Clinical presentation
Person infected with E histolytica can remain asymptomatic or may produce signs and symptoms. It may take 2-4 weeks for the infection to manifest itself. Sign and symptoms of amoebic liver abscess include pain in abdomen, especially in right hypochondrium radiating to right shoulder, intense, continuous, or stabbing pain. It is accompanied by fever with chills, sweating. Features of jaundice are observed. Additional features include Joint pain, weight loss, loss of appetite, earthy complexion. Mild diarrhoea to severe dysentery occurs. Stools contain blood and mucus. There are stomach cramps, ulcerations in the colon can occur. Signs such as pallor, tenderness right hypochondrium, enlarged liver, intercostal tenderness, and basal Lung signs are seen. Extension of abscess to lungs or is a complication causing empyema or extension to abdominal cavity causing peritoneal perforation.
Investigation
Medical history by the patient and Clinical examination by the doctor helps in diagnosis. Tests include Complete blood count, Liver function tests, Serology for amoebiasis, Stool testing for amoebiasis. Imaging studies such as abdominal ultrasound, Abdominal CT scan or MRI, Liver scan is useful for further evaluation. Liver biopsy – rarely done due to high risk of complications. Aspiration cytology of the abscess is done.
Treatment
Medicines include antibiotics especially anti parasitic, antiprotozoals; anti spasmodic, NSAIDs. Fluid replacement therapy to replace the fluid loss is required by oral or intravenous fluid administration. Probiotics may be tried to help the growth of healthy bacteria. Surgical intervention is needed to drain the abscess. Prevention is possible by washing hands thoroughly with soap and hot running water for at least 10 seconds after using the toilet or changing a baby’s diaper, and before handling food.

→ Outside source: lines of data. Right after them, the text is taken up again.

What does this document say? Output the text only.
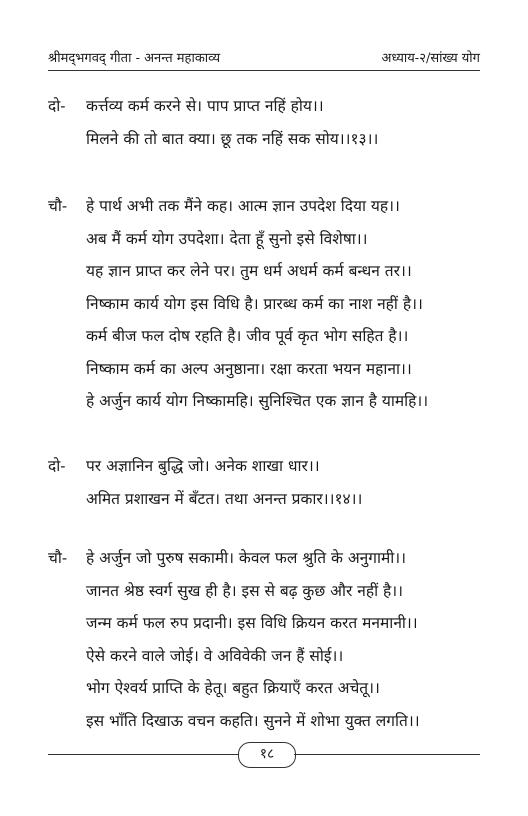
श्रीमद्‌भगवद्‌ गीता - अनन्त महाकाव्य	अध्याय-२/सांख्य योग
दो- कर्त्तव्य कर्म करने से। पाप प्राप्त नहिं होय।।
मिलने की तो बात क्या। छू तक नहिं सक सोय।।१३।।
चौ- हे पार्थ अभी तक मैंने कह। आत्म ज्ञान उपदेश दिया यह।।
अब मैं कर्म योग उपदेशा। देता हूँ सुनो इसे विशेषा।।
यह ज्ञान प्राप्त कर लेने पर। तुम धर्म अधर्म कर्म बन्धन तर।।
निष्काम कार्य योग इस विधि है। प्रारब्ध कर्म का नाश नहीं है।।
कर्म बीज फल दोष रहति है। जीव पूर्व कृत भोग सहित है।।
निष्काम कर्म का अल्प अनुष्ठाना। रक्षा करता भयन महाना।।
हे अर्जुन कार्य योग निष्कामहि। सुनिश्चित एक ज्ञान है यामहि।।
दो- पर अज्ञानिन बुद्धि जो। अनेक शाखा धार।।
अमित प्रशाखन में बँटत। तथा अनन्त प्रकार।।१४।।
चौ- हे अर्जुन जो पुरुष सकामी। केवल फल श्रुति के अनुगामी।।
जानत श्रेष्ठ स्वर्ग सुख ही है। इस से बढ़ कुछ और नहीं है।।
जन्म कर्म फल रुप प्रदानी। इस विधि क्रियन करत मनमानी।।
ऐसे करने वाले जोई। वे अविवेकी जन हैं सोई।।
भोग ऐश्वर्य प्राप्ति के हेतू। बहुत क्रियाएँ करत अचेतू।।
इस भाँति दिखाऊ वचन कहति। सुनने में शोभा युक्त लगति।।
१८
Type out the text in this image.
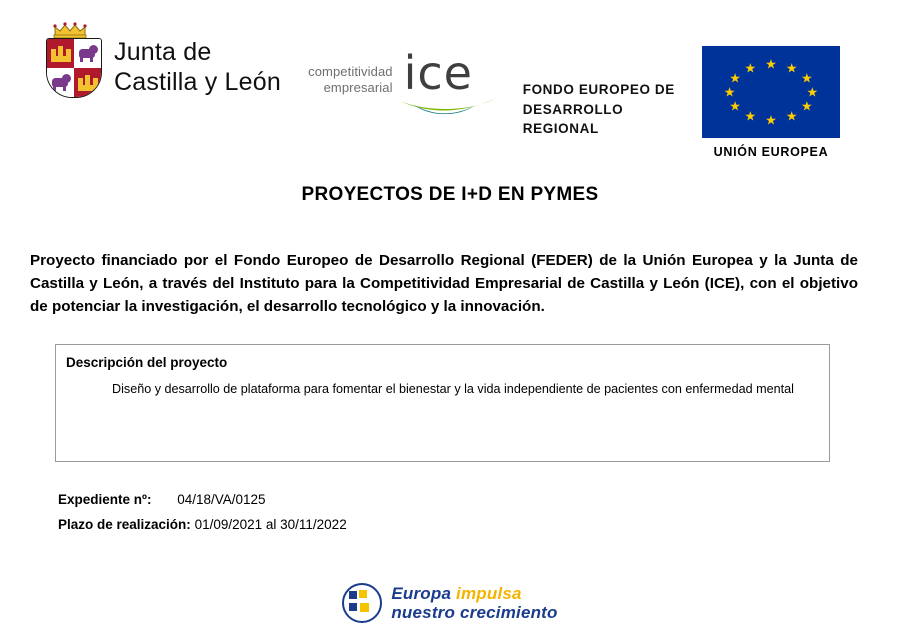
Junta de
Castilla y León competitividad
empresarial ice	FONDO EUROPEO DE
DESARROLLO
REGIONAL
★ ★
★
★
★
★
★
★
★
★
★
★
UNIÓN EUROPEA
PROYECTOS DE I+D EN PYMES
Proyecto financiado por el Fondo Europeo de Desarrollo Regional (FEDER) de la Unión Europea y la Junta de Castilla y León, a través del Instituto para la Competitividad Empresarial de Castilla y León (ICE), con el objetivo de potenciar la investigación, el desarrollo tecnológico y la innovación.
Descripción del proyecto
Diseño y desarrollo de plataforma para fomentar el bienestar y la vida independiente de pacientes con enfermedad mental
Expediente nº: 04/18/VA/0125
Plazo de realización: 01/09/2021 al 30/11/2022
Europa impulsa
nuestro crecimiento
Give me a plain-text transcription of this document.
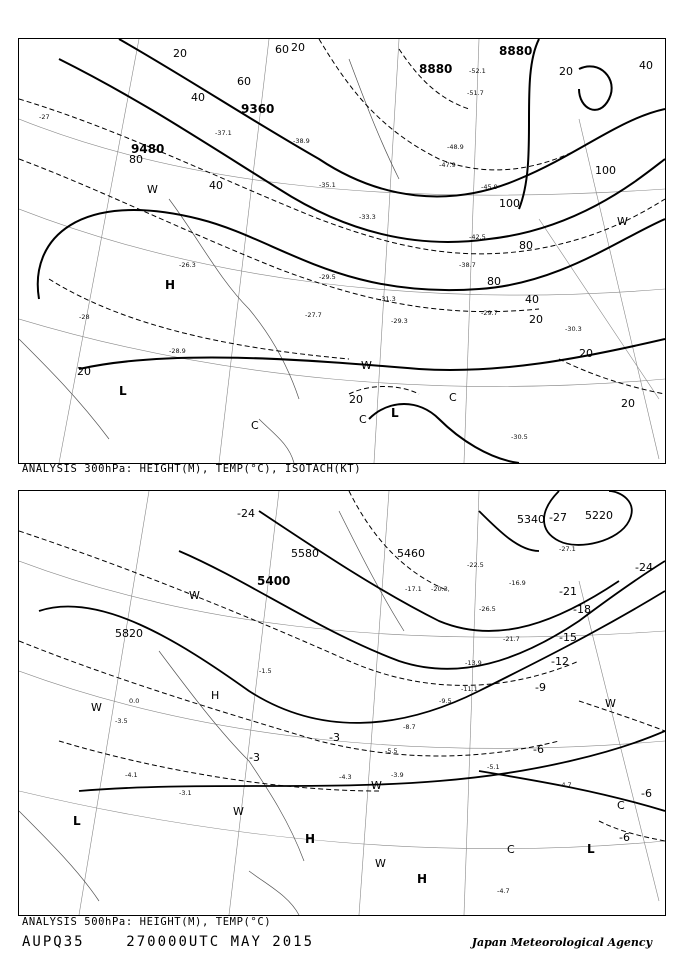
9360
9480
8880
8880
20
40
60
80
100
40
60
80
100
40
20
20
20
20
20
20
80
40
20
H
L
L
W
W
W
C
C
C
-27
-28
-29.5
-31.3
-29.7
-30.3
-30.5
-33.3
-38.7
-42.5
-45.9
-47.9
-48.9
-51.7
-52.1
-35.1
-38.9
-37.1
-26.3
-28.9
-27.7
-29.3
ANALYSIS 300hPa: HEIGHT(M), TEMP(°C), ISOTACH(KT)
5820
5580
5400
5460
5340	5220
-24	-27
-21
-18
-15
-12
-9
-6
-3
-3
-6
-6
-24
H
H
H
L
L
C
C
W
W
W
W
W
W
-3.5
-4.1	-4.3
-5.1
-4.7
-3.9
-5.5
-8.7
-9.5
-11.1
-13.9
-17.1 -20.3
-22.5
-26.5
-27.1
-21.7
-16.9
-4.7
-3.1
-1.5
0.0
ANALYSIS 500hPa: HEIGHT(M), TEMP(°C)
AUPQ35	270000UTC MAY 2015	Japan Meteorological Agency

Cleaning bathrooms and toilets often; Avoiding sharing towels or face washers, avoiding raw vegetables when in endemic areas, as they may have been fertilized using human faeces, boiling water or treating it with iodine tablets.
Other Modes of treatment
The other modes of treatment can also be effective in treating amoebic liver abscess. Homoeopathy is a science which deals with individualization considers a person in a holistic way. This science can be helpful in combating the symptoms. Similarly the ayurvedic system of medicine which uses herbal medicines and synthetic derivates are also found to be effective in treating amoebic liver abscess.
Facts and figures
The infections are present worldwide but are most prevalent and severe in subtropical and tropical areas under conditions of crowding, poor sanitation, and poor nutrition. About 500 million persons worldwide are infected with entamoeba. Invasive E histolytica may constitute 5 million cases, with mortality in the range of 100,000 per year.